A l’heure où la recherche concernant les énergies renouvelables et écologiquement viables bat son plein, une figure aux allures de savant fou propose des idées possibles tout à fait encourageantes et testées sur le terrain : il s’agit de Günter Pauli et sa fameuse économie bleue.

Günter Pauli est membre du Club de Rome : il milite pour la diffusion de solutions véritablement durables à dimension sociale, notamment à travers des livres, des conférences et l’éducation des jeunes.

L’économie bleue, c’est une économie durable basée sur l’observation intuitive de la nature et sa capacité à produire et recycler les déchets de façon permanente.

Ce modèle serait adaptable à une forme d’économie humaine incluant zéro pollution, et une valeur ajoutée à un produit unique, sans que ce produit n’implique de diminution de coûts de production pour conquérir de nouveaux marchés, mais au contraire un gain de valeur pour les consommateurs locaux.

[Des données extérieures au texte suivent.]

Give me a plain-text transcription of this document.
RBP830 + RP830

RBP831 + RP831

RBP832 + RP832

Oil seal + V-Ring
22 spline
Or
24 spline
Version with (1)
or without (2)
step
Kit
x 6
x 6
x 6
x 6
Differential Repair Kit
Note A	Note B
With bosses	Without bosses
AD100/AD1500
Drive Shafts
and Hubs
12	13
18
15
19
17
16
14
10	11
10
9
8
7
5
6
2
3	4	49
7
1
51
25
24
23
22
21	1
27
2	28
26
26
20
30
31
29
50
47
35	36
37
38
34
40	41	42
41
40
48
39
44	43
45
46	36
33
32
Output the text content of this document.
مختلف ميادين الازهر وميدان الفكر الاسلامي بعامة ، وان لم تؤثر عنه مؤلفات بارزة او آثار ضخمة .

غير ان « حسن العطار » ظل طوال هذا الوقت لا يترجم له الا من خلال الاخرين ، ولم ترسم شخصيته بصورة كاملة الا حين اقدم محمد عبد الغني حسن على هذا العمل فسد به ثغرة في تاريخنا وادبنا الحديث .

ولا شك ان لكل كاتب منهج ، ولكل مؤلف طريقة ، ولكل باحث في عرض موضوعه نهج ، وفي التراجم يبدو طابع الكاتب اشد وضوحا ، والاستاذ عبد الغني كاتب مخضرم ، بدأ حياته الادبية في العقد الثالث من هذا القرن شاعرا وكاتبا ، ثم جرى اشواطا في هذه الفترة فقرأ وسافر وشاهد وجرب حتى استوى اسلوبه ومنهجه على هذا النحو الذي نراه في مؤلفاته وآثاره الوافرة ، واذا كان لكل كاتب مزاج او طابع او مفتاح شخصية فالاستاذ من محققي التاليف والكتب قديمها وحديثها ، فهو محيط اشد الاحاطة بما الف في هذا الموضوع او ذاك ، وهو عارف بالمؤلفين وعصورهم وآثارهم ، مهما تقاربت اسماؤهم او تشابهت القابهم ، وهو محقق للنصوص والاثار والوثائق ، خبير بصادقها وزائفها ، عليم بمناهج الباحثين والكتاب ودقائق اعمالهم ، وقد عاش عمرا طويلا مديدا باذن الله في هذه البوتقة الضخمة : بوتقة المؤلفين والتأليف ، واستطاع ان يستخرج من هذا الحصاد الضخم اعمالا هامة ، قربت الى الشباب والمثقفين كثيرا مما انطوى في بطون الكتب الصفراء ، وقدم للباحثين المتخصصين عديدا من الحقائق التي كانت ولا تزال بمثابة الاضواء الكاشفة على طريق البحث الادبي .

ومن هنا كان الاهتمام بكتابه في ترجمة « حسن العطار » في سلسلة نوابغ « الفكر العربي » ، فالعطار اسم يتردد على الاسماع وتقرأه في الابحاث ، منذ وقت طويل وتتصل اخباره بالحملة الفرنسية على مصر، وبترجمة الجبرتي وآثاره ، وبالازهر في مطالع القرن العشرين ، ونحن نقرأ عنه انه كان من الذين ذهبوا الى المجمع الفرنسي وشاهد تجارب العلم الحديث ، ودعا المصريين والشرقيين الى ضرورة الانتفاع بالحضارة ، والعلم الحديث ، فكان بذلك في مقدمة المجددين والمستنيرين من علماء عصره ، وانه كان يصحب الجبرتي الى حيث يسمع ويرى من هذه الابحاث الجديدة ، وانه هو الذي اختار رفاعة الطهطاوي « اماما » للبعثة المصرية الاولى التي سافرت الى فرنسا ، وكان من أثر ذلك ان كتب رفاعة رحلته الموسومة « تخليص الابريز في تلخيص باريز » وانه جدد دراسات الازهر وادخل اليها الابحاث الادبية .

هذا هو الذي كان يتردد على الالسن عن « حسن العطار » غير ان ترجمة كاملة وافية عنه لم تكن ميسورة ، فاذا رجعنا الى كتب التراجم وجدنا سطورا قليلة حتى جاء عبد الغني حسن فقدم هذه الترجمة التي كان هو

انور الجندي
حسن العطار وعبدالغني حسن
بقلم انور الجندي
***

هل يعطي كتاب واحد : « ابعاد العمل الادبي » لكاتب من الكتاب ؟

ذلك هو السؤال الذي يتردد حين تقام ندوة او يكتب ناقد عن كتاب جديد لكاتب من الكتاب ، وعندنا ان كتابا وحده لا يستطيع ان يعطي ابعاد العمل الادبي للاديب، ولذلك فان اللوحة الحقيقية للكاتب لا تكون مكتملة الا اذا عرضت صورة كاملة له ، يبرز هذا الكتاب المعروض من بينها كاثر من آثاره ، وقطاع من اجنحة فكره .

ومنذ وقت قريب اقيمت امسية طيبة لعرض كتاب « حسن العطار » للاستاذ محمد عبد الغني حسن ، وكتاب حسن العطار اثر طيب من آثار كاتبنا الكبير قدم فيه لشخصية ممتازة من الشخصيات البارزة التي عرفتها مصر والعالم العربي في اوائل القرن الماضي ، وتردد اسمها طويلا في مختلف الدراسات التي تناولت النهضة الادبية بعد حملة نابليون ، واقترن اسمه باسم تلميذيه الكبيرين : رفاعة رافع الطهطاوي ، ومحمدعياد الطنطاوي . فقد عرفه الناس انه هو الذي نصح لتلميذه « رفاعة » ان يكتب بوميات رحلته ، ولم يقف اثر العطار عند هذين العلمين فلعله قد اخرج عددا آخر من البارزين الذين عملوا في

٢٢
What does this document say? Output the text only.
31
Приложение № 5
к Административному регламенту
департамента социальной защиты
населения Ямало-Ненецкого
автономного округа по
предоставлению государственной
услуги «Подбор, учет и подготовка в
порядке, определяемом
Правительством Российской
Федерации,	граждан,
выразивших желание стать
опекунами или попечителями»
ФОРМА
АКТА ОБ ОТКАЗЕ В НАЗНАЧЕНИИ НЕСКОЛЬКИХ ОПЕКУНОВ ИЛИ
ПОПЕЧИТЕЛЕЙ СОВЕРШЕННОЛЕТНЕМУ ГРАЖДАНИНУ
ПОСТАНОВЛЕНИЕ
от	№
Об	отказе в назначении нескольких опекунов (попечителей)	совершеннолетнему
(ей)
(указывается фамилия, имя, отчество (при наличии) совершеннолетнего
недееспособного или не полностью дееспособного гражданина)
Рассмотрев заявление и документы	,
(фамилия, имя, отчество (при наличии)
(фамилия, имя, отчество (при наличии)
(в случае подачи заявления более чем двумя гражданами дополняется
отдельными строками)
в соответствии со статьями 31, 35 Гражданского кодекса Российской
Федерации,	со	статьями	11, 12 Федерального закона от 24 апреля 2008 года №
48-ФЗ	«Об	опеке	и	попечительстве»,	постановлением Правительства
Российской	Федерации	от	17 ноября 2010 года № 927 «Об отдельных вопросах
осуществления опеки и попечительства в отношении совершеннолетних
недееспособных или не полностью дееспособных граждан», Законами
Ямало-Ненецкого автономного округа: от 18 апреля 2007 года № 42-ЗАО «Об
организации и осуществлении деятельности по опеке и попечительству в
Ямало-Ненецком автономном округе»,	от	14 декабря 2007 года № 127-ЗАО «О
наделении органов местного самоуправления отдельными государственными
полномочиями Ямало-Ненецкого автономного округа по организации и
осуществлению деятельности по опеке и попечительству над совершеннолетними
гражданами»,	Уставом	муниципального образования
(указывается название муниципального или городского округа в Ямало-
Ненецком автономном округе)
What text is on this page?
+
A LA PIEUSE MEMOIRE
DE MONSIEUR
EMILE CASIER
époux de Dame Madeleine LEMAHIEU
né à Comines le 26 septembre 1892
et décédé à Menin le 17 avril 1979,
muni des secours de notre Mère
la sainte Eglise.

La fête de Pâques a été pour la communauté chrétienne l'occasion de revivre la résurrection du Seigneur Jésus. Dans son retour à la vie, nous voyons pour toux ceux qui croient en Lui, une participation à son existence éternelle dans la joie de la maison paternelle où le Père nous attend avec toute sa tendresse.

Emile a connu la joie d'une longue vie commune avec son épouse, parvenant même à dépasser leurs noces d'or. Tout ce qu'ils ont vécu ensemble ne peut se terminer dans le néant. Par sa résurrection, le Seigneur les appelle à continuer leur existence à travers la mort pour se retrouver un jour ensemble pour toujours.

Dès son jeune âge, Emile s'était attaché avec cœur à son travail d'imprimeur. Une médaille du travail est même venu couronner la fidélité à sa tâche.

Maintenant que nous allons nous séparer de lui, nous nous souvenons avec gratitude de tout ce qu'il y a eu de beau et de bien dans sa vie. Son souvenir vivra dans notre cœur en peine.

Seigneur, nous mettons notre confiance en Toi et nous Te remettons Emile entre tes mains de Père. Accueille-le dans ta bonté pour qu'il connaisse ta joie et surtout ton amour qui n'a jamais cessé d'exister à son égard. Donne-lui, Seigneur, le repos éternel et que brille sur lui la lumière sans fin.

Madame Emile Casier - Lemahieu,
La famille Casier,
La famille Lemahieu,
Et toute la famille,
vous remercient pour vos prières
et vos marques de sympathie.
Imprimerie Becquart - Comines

Selon Günter Pauli, les océans sont la source d’énergie la plus sous-exploitée aujourd’hui. L’exemple des algues illustre très bien ce phénomène : au lieu de pousser dans une seule direction comme le maïs sur terre (droit vers le ciel), elles poussent sous l’eau en trois dimensions, dans toutes les directions. Et, ce qui est intéressant et à suivre de très près, c’est leur capacité à produire du biogaz, de l’énergie bleue en quelque sorte.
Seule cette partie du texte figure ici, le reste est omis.